Di sisi lain, transportasi dan pengiriman makanan diproyeksikan mengalami penurunan GMV menjadi US$7 miliar pada akhir 2023. Namun, sektor ini diperkirakan akan kembali tumbuh dengan CAGR 13 persen hingga mencapai GMV US$9 miliar pada tahun 2025.
Laporan tersebut menyebutkan demi menyeimbangkan pertumbuhan dan profitabilitas, para pelaku usaha di bidang transportasi dan pengiriman makanan kini telah mengurangi promosi dan insentif, sehingga konsumen yang sensitif dengan harga memilih pindah ke alternatif layanan lain.
Untungnya, keberadaan pelanggan yang loyal dapat menggantikan sebagian pendapatan yang hilang ini, dan mereka pun terus menjadi segmen yang penting untuk dipertahankan.
Sementara itu, media online mengalami pertumbuhan sedang dengan GMV US$7 miliar dan CAGR 5 persen. Pada tahun 2030, GMV sektor ini diperkirakan akan meningkat dua kali lipat menjadi US$15 miliar.
Managing Director Google Indonesia Randy Jusuf mengatakan bisnis digital di Indonesia kini telah berkembang dari yang tadinya berfokus pada soal monetisasi, kini beralih untuk meningkatkan profitabilitas. Tidak lagi hanya akuisisi pengguna baru, kini juga mulai lebih mengoptimalkan engagement atau keterkaitan dengan pelanggan lama yang mulai memetik hasilnya.
"Ekonomi digital Indonesia diperkirakan masih akan tumbuh sejalan dengan rata-rata regional, dan bahkan menjadi pendorong utama pertumbuhan ekonomi digital di Asia Tenggara," katanya dalam acara webinar Media Briefing e-Conomy SEA 2023, Selasa (7/11/2023).
Randy menambahkan di tengah ketidakpastian makroekonomi, masyarakat Indonesia justru menunjukkan ketahanan luar biasa dari tahun ke tahun. Penggunaan platform digital pun telah menjadi bagian penting dalam kehidupan sehari-hari. Seiring dengan mengecilnya kesenjangan partisipasi digital, terutama di luar area metropolitan, penduduk Indonesia yang menjadi pengguna aktif produk dan layanan digital akan bertambah banyak.

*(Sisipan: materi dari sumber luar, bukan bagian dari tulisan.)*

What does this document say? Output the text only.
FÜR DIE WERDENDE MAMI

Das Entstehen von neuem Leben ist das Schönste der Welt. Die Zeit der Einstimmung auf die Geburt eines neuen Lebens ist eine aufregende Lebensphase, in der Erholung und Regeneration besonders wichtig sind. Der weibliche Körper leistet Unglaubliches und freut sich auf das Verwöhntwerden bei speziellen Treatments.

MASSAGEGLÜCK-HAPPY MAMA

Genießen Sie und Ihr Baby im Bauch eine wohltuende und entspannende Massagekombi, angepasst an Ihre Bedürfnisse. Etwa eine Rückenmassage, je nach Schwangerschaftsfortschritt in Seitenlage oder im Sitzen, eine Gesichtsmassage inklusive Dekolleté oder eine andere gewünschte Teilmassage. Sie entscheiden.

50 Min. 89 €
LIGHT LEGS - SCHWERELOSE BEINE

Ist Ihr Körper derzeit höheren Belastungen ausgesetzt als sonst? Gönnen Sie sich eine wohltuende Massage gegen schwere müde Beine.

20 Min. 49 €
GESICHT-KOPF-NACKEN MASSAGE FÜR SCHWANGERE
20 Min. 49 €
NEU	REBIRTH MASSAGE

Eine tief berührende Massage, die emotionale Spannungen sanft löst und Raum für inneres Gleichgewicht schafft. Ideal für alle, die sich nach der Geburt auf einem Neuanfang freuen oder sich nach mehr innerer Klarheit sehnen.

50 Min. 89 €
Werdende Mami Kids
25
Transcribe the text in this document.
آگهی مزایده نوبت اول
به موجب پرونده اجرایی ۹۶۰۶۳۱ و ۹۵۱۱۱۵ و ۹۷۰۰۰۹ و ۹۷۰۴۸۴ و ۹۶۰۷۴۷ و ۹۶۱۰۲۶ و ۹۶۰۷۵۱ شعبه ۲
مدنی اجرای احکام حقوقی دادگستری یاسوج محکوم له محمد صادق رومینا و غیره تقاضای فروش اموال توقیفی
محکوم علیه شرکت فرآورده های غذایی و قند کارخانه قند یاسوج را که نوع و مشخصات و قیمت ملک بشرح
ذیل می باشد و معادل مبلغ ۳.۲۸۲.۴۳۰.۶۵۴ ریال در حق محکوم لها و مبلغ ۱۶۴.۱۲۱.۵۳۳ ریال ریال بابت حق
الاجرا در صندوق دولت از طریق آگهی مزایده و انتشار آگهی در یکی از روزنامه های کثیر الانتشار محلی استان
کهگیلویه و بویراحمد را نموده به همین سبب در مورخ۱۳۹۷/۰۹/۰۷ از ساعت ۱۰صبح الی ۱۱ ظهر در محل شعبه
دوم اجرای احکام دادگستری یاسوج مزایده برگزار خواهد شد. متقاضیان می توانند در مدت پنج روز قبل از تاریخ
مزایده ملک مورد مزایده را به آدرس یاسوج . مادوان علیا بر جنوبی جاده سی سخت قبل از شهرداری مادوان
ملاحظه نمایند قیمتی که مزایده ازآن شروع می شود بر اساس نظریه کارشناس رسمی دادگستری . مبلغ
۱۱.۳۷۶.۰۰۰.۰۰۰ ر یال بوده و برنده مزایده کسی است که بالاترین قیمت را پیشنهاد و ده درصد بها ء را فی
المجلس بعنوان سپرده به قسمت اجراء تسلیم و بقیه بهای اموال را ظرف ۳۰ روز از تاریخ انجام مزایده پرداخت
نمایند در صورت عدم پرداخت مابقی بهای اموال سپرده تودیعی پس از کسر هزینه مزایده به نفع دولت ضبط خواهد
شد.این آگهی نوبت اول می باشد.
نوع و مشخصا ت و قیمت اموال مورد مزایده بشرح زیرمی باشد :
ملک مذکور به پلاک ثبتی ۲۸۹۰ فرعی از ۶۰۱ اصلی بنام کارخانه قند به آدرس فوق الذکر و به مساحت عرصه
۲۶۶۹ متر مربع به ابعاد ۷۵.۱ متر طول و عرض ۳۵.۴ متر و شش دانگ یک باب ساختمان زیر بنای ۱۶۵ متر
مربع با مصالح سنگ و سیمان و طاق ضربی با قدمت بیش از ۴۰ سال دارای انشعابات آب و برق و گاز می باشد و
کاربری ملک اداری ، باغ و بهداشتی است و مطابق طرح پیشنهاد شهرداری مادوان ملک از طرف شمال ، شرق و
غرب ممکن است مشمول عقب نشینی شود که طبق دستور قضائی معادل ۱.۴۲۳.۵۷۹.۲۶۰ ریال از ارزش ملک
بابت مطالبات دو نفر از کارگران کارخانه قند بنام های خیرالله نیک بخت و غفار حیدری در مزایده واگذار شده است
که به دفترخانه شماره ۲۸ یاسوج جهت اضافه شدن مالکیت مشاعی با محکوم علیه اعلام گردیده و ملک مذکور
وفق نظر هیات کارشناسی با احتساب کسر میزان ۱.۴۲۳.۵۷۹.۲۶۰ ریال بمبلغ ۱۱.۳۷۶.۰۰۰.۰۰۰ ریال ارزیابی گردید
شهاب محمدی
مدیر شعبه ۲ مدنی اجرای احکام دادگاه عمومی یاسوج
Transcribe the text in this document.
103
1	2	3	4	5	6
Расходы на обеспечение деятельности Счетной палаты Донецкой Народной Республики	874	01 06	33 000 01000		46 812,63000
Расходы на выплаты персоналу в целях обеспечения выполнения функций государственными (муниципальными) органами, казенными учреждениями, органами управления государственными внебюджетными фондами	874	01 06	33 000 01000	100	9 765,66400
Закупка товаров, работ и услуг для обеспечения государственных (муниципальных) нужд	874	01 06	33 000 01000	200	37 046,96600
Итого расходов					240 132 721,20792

"Keadaan ini akan memicu pertumbuhan lebih lanjut dalam dekade digital ini, yang memungkinkan kita untuk mencapai GMV US$110 miliar yang diperkirakan tercapai pada tahun 2025,” katanya.
Layanan Keuangan Digital
Ekonomi digital di Tanah Air juga ditopang oleh geliat layanan keuangan digital yang kian inklusif di masyarakat. Indonesia diperkirakan menjadi pasar pembayaran digital terbesar di Asia Tenggara dengan proyeksi Gross Transaction Value (GTV) mencapai US$760 miliar pada 2030.
Laporan tersebut mengungkap bahwa nilai transaksi pembayaran digital di Indonesia telah mengalami pertumbuhan stabil sebesar 10 persen, dan diproyeksikan mencapai US$313 miliar per 2023. Selain itu, pinjaman digital juga diprediksi akan terus tumbuh dengan nilai sebesar US$15 miliar pada 2025, lebih dari dua kali lipat proyeksi nilai tahun 2023 sebesar US$6 miliar.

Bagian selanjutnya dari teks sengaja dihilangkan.